As of December 31, 2014, the Watson Plan, through its Trustee, had assets comprised of a buy-in policy with an insurance
company, which fully matches its estimated benefit obligations of £32.0 million ($49.8 million). The completion of our exit
from the Watson Plan is anticipated to occur in the latter half of 2015 via buy-out policies between the insurance company
and each individual participant.
Environmental and Other Liabilities; Uninsured Risks
We provide various services to customers, including into-plane fueling at airports, fueling of vessels in-port and at-sea, and
transportation and storage of fuel and fuel products. We are therefore subject to possible claims by customers, regulators
and others who may be injured by a fuel spill or other accident. In addition, we may be held liable for damages to the
environment arising out of such events. Although we generally maintain liability insurance for these types of events, such
insurance may be inadequate. If we are held liable for any damages, and the liability is not adequately covered by insurance
and is of sufficient magnitude, our financial position and results of operations will be adversely affected.

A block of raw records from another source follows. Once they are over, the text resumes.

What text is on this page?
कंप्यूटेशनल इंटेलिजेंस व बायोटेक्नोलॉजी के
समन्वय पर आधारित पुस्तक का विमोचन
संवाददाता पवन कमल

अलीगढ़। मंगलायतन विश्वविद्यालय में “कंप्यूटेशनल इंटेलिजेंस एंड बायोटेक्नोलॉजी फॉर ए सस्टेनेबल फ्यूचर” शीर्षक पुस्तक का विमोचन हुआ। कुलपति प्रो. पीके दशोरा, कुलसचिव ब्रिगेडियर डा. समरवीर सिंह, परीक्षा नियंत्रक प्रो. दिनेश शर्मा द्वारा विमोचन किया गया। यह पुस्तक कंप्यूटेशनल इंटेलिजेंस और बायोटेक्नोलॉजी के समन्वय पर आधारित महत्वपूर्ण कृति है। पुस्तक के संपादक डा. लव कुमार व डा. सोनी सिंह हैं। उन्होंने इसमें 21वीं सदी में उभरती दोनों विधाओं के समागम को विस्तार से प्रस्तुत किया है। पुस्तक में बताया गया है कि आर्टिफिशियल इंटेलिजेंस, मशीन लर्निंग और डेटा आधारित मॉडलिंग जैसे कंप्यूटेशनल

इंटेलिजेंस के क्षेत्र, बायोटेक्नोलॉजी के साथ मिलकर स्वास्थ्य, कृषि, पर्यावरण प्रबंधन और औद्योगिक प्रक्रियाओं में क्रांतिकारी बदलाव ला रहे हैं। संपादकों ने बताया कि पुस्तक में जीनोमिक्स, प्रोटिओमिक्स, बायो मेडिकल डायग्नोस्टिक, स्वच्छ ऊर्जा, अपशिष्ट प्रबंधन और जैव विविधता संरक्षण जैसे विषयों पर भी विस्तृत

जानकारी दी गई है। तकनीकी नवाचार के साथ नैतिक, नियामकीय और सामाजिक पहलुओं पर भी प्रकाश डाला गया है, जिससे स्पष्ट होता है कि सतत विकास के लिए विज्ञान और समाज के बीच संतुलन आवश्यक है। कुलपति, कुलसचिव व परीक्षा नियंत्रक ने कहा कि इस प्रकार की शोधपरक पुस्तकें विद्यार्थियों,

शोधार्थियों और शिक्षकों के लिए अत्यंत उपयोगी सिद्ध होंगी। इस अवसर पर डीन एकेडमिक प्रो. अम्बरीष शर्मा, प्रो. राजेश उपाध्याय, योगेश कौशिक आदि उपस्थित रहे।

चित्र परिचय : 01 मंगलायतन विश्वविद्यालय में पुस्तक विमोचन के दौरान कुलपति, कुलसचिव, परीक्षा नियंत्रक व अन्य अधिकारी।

We have exited several businesses which handled hazardous and non-hazardous waste. We treated and/or transported
this waste to various disposal facilities. We may be held liable as a potentially responsible party for the clean-up of such
disposal facilities or be required to clean up facilities previously operated by us, pursuant to current U.S. federal and state
laws and regulation. In addition, compliance with existing and future environmental laws regulating underground storage
tanks located at the retail gasoline stations that we operate may require significant capital expenditures and increased
operating and maintenance costs. The remediation costs and other costs required to clean up or treat contaminated sites
could be substantial. We pay tank registration fees and other taxes to state trust funds established in our operating areas
and maintain private insurance coverage in support of future remediation obligations. These state trust funds or other
responsible third parties including insurers are expected to pay or reimburse us for remediation expenses less a deductible.
To the extent third parties do not pay for remediation as we anticipate, we will be obligated to make these payments. These
payments could materially adversely affect our financial condition, results of operations and cash flows. Reimbursements
from state trust funds will be dependent on the maintenance and continued solvency of the various funds.

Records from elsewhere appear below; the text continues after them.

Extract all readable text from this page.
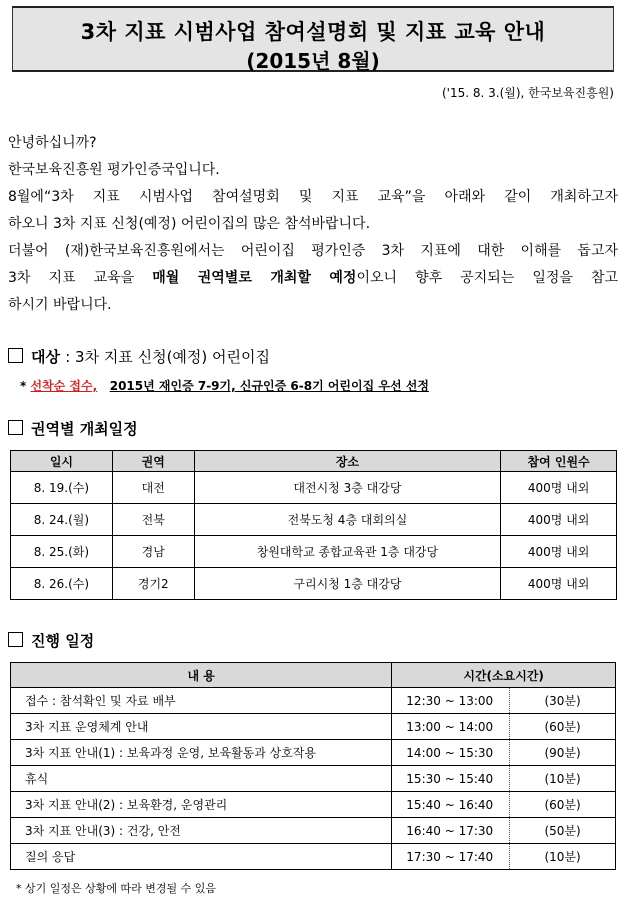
3차 지표 시범사업 참여설명회 및 지표 교육 안내
(2015년 8월)
('15. 8. 3.(월), 한국보육진흥원)

안녕하십니까?

한국보육진흥원 평가인증국입니다.

8월에“3차 지표 시범사업 참여설명회 및 지표 교육”을 아래와 같이 개최하고자

하오니 3차 지표 신청(예정) 어린이집의 많은 참석바랍니다.

더불어 (재)한국보육진흥원에서는 어린이집 평가인증 3차 지표에 대한 이해를 돕고자

3차 지표 교육을 매월 권역별로 개최할 예정이오니 향후 공지되는 일정을 참고

하시기 바랍니다.

대상 : 3차 지표 신청(예정) 어린이집
* 선착순 접수, 2015년 재인증 7-9기, 신규인증 6-8기 어린이집 우선 선정
권역별 개최일정
일시	권역	장소	참여 인원수
8. 19.(수)	대전	대전시청 3층 대강당	400명 내외
8. 24.(월)	전북	전북도청 4층 대회의실	400명 내외
8. 25.(화)	경남	창원대학교 종합교육관 1층 대강당	400명 내외
8. 26.(수)	경기2	구리시청 1층 대강당	400명 내외
진행 일정
내 용	시간(소요시간)	
접수 : 참석확인 및 자료 배부	12:30 ~ 13:00	(30분)
3차 지표 운영체계 안내	13:00 ~ 14:00	(60분)
3차 지표 안내(1) : 보육과정 운영, 보육활동과 상호작용	14:00 ~ 15:30	(90분)
휴식	15:30 ~ 15:40	(10분)
3차 지표 안내(2) : 보육환경, 운영관리	15:40 ~ 16:40	(60분)
3차 지표 안내(3) : 건강, 안전	16:40 ~ 17:30	(50분)
질의 응답	17:30 ~ 17:40	(10분)
* 상기 일정은 상황에 따라 변경될 수 있음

Although we continuously review the adequacy of our insurance coverage, we may lack adequate coverage for various
risks, including environmental claims. Furthermore, our ability to obtain and maintain adequate insurance and the cost of
such insurance may be affected by significant claims, such as the Lac-Mégantic derailment described below, and conditions
in the insurance market over which we have no control. An uninsured or under-insured claim arising out of our activities, if
successful and of sufficient magnitude, will have a material adverse effect on our financial position, results of operations
and cash flows.
Legal Matters
Lac-Mégantic, Quebec
We, on behalf of DPTS Marketing LLC ("DPM"), a crude oil marketing joint venture in which we owned a 50% membership
interest, purchased crude oil from various producers in the Bakken region of North Dakota. Dakota Petroleum Transport
Solutions, LLC ("DPTS"), a crude oil transloading joint venture in which we also owned a 50% membership interest, arranged
for the transloading of the crude oil for DPM into tank cars at the joint venture's facility in New Town, North Dakota. We
leased the tank cars used in the transloading from a number of third party lessors and subleased these tank cars to DPM.